Uno degli attentati più celebri e sanguinari messi a segno da Cosa nostra è rappresentato dalla Strage di Capaci avvenuta il 23 maggio 1992. Cinquecento chili di tritolo furono fatti esplodere con un unico e ben preciso intento: uccidere Giovanni Falcone, nemico numero uno di Cosa nostra e magistrato antimafia. Alle ore 17:57 un tratto di autostrada A29 fu fatto saltare in aria proprio mentre transitava Falcone. Oltre al giudice rimasero uccisi la moglie e magistrato Francesca Morvillo e tre uomini della scorta, gli agenti Vito Schifani, Rocco Dicillo e Antonio Montinaro. Ventitré, in tutto, furono i feriti. L’attentato di Capaci fu deciso nel corso di alcune riunione delle Commissioni regionali e provinciali di Cosa nostra presiedute dal boss Totò Riina. A dare inizio agli attentati fu proprio l’esito della Cassazione del Maxiprocesso iniziato nel 1986 e che confermò tutti gli ergastoli emessi nell’Appello.



E fu sempre Riina a radunare i suoi uomini ed a scegliere Giuseppe Brusca per usare l’esplosivo che avrebbe fatto esplodere in aria Falcone, previa prova eseguita nei pressi di Altofonte. Una telefonata fatta da Domenico Ganci a Giocacchino La Barbera e Battista Ferrante confermò la partenza dell’auto della scorta di Falcone, seguito dall’ok di Brusca e dall’esplosione fatale.



STRAGE CAPACI, MORTE GIOVANNI FALCONE VOLUTA DA TOTÒ RIINA

Nel luglio scorso si è concluso il processo celebrato davanti la Corte d’Assise d’Appello di Caltanissetta nei confronti di cinque imputati accusati di essere in qualche modo coinvolti nella Strage di Capaci in cui perse la vita il giudice Giovanni Falcone, insieme alla moglie ed ai tre agenti della scorta. I giudici, come rammenta Agi.it, hanno emesso quattro ergastoli e un’assoluzione per non aver commesso il fatto a Vittorio Tutino, confermando la condanna in primo grado per i boss Salvo Madonia, Giorgio Pizzo, Cosimo Lo Nigro e Lorenzo Tinnirello. L’accusa aveva chiesto la condanna all’ergastolo per tutti gli imputati. La sentenza è arrivata dopo cinque ore di camera di consiglio ed ha decretato che fu proprio Totò Riina a decidere la morte di Giovanni Falcone anche se si continua ad indagare per  individuare eventuali concorrenti esterni. La Strage di Capaci, infatti, in tutti questi anni ha portato a incredibili retroscena sulla guerra dichiarata da Cosa nostra allo Stato con l’inizio di una stagione di stragi che doveva vedere al centro alcuni eccellenti omicidi.

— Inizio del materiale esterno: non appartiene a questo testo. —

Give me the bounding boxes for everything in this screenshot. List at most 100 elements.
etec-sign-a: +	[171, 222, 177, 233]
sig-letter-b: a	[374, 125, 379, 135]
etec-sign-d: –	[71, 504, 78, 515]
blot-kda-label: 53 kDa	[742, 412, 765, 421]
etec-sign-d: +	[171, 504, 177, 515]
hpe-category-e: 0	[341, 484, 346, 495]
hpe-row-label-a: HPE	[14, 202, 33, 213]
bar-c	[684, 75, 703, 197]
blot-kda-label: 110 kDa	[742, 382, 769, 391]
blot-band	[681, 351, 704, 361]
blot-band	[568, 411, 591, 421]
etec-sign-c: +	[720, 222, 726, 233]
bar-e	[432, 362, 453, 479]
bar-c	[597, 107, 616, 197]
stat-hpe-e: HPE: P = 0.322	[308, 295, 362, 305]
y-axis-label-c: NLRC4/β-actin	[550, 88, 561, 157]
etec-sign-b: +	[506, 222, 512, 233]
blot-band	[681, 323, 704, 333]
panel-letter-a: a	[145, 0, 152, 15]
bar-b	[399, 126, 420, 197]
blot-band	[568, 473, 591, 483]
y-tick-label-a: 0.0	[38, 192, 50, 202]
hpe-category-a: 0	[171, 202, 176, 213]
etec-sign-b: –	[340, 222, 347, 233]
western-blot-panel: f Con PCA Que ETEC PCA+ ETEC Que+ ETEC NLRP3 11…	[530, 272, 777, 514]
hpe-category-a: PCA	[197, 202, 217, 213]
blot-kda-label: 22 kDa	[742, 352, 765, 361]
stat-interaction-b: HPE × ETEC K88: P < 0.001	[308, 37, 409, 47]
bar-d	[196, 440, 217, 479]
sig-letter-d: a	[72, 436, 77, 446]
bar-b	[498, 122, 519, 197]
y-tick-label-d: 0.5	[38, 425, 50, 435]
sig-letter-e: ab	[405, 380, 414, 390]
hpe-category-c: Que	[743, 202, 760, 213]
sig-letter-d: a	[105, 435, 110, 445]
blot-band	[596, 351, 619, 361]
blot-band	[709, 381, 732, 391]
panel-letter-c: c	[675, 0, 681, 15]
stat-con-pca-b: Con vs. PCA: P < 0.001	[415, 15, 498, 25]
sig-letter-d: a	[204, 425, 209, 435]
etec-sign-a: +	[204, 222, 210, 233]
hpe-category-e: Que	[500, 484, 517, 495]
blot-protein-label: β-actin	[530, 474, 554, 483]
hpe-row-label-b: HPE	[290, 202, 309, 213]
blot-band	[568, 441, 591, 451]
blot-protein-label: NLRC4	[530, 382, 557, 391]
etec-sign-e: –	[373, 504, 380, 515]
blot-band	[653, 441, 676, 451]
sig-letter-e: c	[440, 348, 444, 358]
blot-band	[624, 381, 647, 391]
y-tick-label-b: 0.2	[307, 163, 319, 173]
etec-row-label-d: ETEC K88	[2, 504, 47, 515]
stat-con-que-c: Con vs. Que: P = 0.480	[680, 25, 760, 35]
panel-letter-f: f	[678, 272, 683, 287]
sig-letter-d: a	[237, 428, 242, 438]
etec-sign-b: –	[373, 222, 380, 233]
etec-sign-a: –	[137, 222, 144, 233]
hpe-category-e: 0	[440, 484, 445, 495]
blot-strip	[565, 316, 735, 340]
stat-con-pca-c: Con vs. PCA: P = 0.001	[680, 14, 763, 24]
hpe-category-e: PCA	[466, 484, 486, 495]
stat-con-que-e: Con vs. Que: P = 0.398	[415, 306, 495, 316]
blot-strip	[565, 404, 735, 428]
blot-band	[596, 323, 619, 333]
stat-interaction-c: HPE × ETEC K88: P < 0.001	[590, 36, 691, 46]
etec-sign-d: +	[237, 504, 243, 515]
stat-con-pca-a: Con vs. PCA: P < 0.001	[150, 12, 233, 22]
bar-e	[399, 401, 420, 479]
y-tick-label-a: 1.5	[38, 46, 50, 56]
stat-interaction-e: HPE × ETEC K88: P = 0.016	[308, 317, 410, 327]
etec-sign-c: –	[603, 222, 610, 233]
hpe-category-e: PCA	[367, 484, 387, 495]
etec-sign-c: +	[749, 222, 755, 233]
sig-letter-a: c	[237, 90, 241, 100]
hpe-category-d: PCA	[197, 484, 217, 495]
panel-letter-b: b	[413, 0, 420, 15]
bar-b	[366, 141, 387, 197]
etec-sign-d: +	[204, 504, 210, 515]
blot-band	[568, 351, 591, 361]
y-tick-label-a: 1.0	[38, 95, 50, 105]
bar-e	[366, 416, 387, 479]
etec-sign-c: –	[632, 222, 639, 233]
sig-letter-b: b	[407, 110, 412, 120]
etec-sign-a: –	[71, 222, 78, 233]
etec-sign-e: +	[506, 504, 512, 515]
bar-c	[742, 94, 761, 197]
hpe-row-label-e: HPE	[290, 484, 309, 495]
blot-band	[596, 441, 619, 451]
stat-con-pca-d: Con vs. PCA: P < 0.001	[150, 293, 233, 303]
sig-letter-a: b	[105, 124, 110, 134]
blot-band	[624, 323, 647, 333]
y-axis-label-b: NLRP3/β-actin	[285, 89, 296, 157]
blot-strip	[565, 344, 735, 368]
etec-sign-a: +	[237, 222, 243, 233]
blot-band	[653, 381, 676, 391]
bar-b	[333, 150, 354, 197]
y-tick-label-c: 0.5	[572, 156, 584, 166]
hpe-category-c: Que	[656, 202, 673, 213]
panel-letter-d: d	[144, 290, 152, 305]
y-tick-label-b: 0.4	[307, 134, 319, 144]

Nel corso del processo inoltre è stata ipotizzata anche la presenza di una donna nel cantiere di Capaci, ipotesi alla quale si è giunti dopo alcuni reperti ritrovati in una busta a 63 metri dal cratere provocato dall’esplosione. Maria Falcone, sorella del giudice Giovanni Falcone commentò così la sentenza d’Appello: “Il prezioso lavoro dei magistrati di Caltanissetta che non hanno mai smesso di cercare la verità sugli eccidi del ‘92 ci consegna finalmente un quadro più nitido di quanto avvenne quel tragico 23 maggio di 28 anni fa. L’auspicio ora è che si arrivi in tempi celeri alla conclusione dell’ultima tranche aperta del processo che vede imputato il boss latitante Matteo Messina Denaro”.